We present a case of hypotension developing after reperfusion of a living-donor kidney trans­plant and performing a graft nephrectomy and successful retransplant with the same kidney 12 hours later. Preemptive kidney transplant was performed on a 51-year-old woman who had a chronic kidney disease because of hypertension. Her 55-year-old husband was the living kidney donor. The patient was stable before reperfusion. After declamping, pink color of the transplanted kidney, thrill from the renal artery, and urinary output were seen. But shortly after reperfusion, the invasive arterial blood pressure of the patient abruptly decreased from 130/70 mm Hg to 70/40 mm Hg, her pulse was approximately 80 to 110 beats/minute. The thrill disappeared from the renal artery, but blood flow continued. A graft nephrectomy was per­formed 45 minutes after reperfusion. Invasive arterial blood pressure of the patient was stabilized at approximately 110/70 mm Hg in the intensive care unit, and the patient was retransp­lanted with the same kidney. The patient was well, with a serum creatinine level of 1.4 mg/dL, 12 months after the operation. Resistant hypotension that occurs after kidney transplant may cause a loss of the graft and the patient. To prevent graft loss, and to stabilize the patient, a graft nephrectomy and retransplant of the graft under suitable circum­stances may be considered.
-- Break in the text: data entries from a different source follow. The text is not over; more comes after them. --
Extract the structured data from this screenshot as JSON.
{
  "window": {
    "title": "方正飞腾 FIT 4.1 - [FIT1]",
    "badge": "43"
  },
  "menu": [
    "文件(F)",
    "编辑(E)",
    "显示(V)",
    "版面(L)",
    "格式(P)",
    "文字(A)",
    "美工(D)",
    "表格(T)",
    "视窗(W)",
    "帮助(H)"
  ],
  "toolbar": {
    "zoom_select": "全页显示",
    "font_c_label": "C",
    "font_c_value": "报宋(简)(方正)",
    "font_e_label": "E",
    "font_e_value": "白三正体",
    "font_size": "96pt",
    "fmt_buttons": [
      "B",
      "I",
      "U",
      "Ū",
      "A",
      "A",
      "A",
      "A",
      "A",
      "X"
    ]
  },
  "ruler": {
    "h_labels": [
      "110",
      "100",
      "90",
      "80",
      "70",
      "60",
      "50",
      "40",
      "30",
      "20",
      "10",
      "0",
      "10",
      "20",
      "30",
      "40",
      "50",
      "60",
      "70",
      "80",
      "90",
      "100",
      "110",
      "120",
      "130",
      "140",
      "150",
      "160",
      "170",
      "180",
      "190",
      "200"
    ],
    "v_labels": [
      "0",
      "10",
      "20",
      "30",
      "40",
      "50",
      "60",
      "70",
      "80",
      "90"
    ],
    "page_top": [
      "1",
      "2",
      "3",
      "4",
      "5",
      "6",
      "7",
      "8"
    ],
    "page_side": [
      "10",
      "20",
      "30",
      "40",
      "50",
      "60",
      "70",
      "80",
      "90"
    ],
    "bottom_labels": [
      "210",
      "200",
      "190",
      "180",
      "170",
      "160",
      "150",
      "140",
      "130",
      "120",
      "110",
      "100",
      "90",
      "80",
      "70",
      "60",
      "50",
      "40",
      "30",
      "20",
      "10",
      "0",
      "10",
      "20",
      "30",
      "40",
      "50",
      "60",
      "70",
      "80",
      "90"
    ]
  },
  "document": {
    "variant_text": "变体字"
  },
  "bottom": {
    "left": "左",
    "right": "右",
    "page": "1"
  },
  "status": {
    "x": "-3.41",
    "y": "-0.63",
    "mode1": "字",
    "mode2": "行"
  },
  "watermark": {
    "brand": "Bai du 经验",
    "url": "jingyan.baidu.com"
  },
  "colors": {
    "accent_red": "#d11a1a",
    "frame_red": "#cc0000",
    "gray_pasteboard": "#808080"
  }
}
Key words : Resistant hypotension, Retransplant, Graft nephrectomy, Same kidney

Introduction

Hypotension and the resulting shock is the clinical expression of insufficient oxygen delivery at the cellular level because of vascular collaps.¹ When hypotension and/or shock are not treated appropriately, multiorgan failure and death may be seen.^2,3 We present a case of hypotension and decreased renal perfusion developing after reperfusion of a living-donor kidney transplant and performing a graft nephrectomy and successful retransplant with the same kidney 12 hours later.

Case Report

Preemptive kidney transplant was performed on a 51-year-old woman with chronic kidney disease because of hypertension (that she had for 11 y). Her 55-year-old husband was the living kidney donor. Hot ischemia period lasted 42 seconds, cold ischemia time was 38 minutes. There were no important clinical or laboratory pathologies after routine pretransplant evaluations in either the recipient or the donor. Immunologic studies (flow cytometry crossmatch, complement-dependent cytotoxicity, and donor-specific antibodies were all negative) were suitable for the transplant. The recipient and the donor human leukocyte antigen mismatch was 5. Low-dose antithymocyte globulin protocol (0.75 mg/kg at the time of the operation and 2 consecutive days, intravenous infusion during 8 hours) and tacrolimus (0.1 mg/kg/d), mycophenolate mofetil (1 g, twice-daily), and methyl­prednisolone (1000 mg preoperatively, decreasing gradually over 5 days; and after the sixth postoperative day, prednisolone 20 mg/d was continued orally) were given as induction and maintenance therapies.

She received antihypertensive medication (amlodipine 10 mg) before the operation. Propofol (1%), atracurium besylate, and remifentanil hydro­chloride were used for the induction of anesthesia. Remifentanil infusion and sevoflurane were used for the maintenance of anesthesia. Invasive arterial blood pressure was stable at 130/70 mm Hg; her pulse was 86 beats/minute, and her central venous pressure was 12 cm H₂O before reperfusion. Blood gas analysis results before perfusion were as follow: Na, 142 mmol/L; K, 5 mmol/L; Ca, 0.91 mmol/L; lactate, 1.1 mmol/L; pH, 7.33; and HCO₃, 19.4 mmol/L. Before perfusion, 2500 mL 0.9% NaCl was given as an intravenous infusion. After declamping, pink color of the transplanted kidney, thrill from renal artery and urinary output were observed. But just after declamping, the invasive arterial blood pressure of the patient abruptly decreased from 130/70 mm Hg to 70/40 mm Hg and her pulse was between 80 and 110 beats/minute. Inhalation anesthetics were decreased and then closed. Dopamine (starting dose 5 mcg/kg/min and increased to 20 mcg/kg/min) and noradrenaline infusions (starting dose 2 mcg/kg/min and increased to 20 mcg/kg/min) were started as positive inotropic support because of the resistant hypotension.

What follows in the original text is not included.